Sharing Owens Valley activists' critique of L.A.'s water grab were folks living to the city's immediate east. They were convinced that local watersheds can and should be managed locally -- and sustainably. Making clever use of Southern California's geology, particularly the alluvial washes that swept out of the canyons of the San Gabriel Mountains, organizations such as the Pomona Valley Protective Association maintained these fans as open space. Winter rains and runoff would then filter into this gravely soil, replenishing the aquifers buried below; these basins "resembled very much the ordinary restaurant dinner plate with separate receptacles for different foods," one contemporary observed, and he believed they offered the region its best hope for survival.

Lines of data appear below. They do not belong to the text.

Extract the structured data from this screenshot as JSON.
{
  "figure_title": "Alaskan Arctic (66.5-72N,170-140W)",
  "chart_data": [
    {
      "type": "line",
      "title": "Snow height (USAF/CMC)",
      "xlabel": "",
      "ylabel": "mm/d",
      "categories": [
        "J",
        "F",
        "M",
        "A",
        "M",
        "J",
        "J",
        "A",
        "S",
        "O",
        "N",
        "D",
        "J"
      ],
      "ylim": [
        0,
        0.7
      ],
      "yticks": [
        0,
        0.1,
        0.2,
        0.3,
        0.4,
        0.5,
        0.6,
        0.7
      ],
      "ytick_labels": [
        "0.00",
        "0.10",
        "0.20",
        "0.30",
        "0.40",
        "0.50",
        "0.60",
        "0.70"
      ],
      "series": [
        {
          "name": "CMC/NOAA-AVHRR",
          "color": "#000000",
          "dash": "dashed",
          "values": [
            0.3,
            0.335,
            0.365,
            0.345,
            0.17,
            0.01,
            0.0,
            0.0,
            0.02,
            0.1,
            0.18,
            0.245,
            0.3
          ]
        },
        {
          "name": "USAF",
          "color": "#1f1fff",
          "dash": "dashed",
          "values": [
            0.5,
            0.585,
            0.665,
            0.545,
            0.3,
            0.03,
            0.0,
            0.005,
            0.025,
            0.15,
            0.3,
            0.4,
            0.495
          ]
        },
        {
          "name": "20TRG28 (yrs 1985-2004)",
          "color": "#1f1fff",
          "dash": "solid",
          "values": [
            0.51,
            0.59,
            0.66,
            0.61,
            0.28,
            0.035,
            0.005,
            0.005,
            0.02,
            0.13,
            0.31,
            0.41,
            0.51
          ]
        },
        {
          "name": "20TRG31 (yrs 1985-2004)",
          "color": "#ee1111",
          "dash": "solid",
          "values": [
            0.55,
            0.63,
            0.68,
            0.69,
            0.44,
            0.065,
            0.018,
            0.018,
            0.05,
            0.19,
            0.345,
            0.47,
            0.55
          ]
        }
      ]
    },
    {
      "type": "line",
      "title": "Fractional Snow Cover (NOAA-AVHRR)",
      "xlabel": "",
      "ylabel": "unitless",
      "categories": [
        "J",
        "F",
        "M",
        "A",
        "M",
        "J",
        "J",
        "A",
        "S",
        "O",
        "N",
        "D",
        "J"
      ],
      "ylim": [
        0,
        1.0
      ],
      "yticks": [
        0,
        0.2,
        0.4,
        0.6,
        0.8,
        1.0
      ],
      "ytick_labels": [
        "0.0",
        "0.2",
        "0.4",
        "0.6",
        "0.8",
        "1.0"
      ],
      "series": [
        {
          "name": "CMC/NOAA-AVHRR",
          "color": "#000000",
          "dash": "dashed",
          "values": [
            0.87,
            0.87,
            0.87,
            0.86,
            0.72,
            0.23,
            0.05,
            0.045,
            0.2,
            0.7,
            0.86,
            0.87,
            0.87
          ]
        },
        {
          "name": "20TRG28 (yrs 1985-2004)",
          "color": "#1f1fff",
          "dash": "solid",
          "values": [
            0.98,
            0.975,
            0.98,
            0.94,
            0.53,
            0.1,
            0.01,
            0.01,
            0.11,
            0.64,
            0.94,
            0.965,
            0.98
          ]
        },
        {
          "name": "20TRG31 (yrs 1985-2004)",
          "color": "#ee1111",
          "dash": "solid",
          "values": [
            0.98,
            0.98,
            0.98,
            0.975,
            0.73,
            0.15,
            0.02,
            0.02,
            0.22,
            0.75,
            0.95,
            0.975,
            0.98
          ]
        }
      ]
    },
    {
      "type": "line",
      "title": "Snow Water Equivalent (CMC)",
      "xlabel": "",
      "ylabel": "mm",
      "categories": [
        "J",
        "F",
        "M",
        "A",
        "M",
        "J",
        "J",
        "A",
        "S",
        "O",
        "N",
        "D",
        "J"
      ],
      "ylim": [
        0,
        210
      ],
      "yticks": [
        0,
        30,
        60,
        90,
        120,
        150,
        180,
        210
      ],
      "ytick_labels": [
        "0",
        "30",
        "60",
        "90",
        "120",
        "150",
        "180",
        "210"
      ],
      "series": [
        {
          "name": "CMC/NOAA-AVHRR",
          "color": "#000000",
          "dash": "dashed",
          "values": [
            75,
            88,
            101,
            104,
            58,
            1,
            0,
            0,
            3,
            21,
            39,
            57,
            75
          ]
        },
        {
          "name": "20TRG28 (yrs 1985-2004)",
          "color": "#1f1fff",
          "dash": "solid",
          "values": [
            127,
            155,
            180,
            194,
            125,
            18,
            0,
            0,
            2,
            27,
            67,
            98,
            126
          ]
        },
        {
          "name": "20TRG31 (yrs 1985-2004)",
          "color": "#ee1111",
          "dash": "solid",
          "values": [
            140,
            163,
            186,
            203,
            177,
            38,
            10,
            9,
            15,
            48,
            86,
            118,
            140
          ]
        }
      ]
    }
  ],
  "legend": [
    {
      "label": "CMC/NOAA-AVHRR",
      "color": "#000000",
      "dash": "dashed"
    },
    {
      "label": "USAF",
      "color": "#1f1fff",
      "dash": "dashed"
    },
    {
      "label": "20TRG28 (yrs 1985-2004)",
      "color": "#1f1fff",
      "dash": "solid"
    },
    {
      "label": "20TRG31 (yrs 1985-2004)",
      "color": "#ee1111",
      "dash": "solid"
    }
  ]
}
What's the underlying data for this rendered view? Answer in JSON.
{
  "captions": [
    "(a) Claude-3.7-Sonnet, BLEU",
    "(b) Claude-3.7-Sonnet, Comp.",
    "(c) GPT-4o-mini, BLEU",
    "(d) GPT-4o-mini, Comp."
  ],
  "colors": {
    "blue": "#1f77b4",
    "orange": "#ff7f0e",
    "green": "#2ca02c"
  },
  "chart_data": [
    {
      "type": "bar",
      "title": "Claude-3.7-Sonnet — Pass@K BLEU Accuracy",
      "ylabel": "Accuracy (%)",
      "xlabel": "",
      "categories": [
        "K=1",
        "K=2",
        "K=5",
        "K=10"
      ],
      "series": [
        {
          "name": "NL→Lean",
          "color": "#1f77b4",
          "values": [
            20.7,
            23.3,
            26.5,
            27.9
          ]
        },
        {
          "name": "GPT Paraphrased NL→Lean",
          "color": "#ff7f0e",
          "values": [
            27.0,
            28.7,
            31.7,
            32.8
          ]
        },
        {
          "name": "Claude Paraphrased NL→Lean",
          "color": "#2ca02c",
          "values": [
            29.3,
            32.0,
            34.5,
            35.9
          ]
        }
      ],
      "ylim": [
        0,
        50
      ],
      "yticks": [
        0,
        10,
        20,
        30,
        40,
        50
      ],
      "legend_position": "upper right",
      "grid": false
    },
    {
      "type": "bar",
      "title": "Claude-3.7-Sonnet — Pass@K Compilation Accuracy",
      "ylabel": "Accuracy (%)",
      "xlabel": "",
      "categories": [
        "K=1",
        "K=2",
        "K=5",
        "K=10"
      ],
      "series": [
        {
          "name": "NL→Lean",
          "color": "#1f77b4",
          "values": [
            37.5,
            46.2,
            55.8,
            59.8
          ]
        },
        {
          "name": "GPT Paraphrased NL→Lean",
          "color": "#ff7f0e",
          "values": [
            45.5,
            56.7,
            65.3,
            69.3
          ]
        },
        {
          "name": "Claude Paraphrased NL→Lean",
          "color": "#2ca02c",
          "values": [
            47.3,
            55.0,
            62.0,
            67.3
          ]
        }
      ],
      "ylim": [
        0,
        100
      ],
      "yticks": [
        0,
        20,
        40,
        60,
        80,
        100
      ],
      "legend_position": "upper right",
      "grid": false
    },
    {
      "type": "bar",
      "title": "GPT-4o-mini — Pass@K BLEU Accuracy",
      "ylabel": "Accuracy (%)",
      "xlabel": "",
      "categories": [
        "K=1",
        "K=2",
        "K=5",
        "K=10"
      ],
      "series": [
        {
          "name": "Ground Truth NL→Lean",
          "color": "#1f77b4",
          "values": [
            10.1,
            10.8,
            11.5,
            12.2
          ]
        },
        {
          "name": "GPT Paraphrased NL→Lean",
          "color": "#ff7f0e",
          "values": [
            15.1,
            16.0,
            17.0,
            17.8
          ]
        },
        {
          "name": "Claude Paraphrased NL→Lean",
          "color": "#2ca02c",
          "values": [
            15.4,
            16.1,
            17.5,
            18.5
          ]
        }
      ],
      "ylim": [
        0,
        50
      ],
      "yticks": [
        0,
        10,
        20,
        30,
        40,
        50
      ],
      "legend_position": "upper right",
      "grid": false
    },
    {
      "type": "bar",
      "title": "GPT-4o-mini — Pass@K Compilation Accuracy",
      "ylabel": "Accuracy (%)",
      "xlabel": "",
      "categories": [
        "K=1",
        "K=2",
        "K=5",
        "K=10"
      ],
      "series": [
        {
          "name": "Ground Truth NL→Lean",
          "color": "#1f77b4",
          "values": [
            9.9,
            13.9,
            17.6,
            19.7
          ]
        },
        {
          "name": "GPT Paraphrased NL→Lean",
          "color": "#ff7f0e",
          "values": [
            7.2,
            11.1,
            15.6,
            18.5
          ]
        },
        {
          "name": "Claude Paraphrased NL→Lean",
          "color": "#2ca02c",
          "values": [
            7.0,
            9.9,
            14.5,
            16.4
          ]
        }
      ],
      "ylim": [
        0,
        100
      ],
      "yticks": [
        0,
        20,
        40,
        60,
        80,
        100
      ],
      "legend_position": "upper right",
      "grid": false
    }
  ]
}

Preferring human-built structures to natural cisterns, a choice in concert with their narrative of domination and control, Los Angeles' legion of promoters instead ratcheted up their commitment to concrete action. Certain that the aqueduct needed an additional reservoir to protect against the region's episodic droughts and ongoing sabotage of the aqueduct in the Owens Valley, in the early 1920s Mulholland, a self-taught engineer, helped design the St. Francis Dam in the San Francisquito Canyon in the Santa Clara River watershed north of the city.
Completed in 1926, it impounded an estimated 38,000 acre-feet water. Within hours of Mulholland certifying its structural integrity on March 12, 1928, the dam collapsed catastrophically, tragically in the middle of the night; it unleashed a killer surge of water that crashed down the canyon before blasting into the Santa Clara River. "It seems probable that the flood peak immediately below the dam exceeded half a million second-feet," a subsequent engineering report intoned, "and this, together with its occurrence in the darkness, and the suddenness and violence of the wave, was such that very few of the persons in the constricted valley below the dam escaped with their lives." More than 600 people perished that evening, many of their bodies were never found.
Although this horrific disaster destroyed Mulholland's reputation, it did not damage the citizenry's belief in his ambitious effort to import ever-larger amounts of water to slake the city's deepening thirst. Voters easily passed bond issues in support of the Colorado Aqueduct and the Mono Lake project, setting the stage for additional investments in the second half of the 20th-century, a legacy that has proved pivotal to the making of what is now the nation's second largest city.
That end, the aqueduct's original proponents would have asserted, justified their means.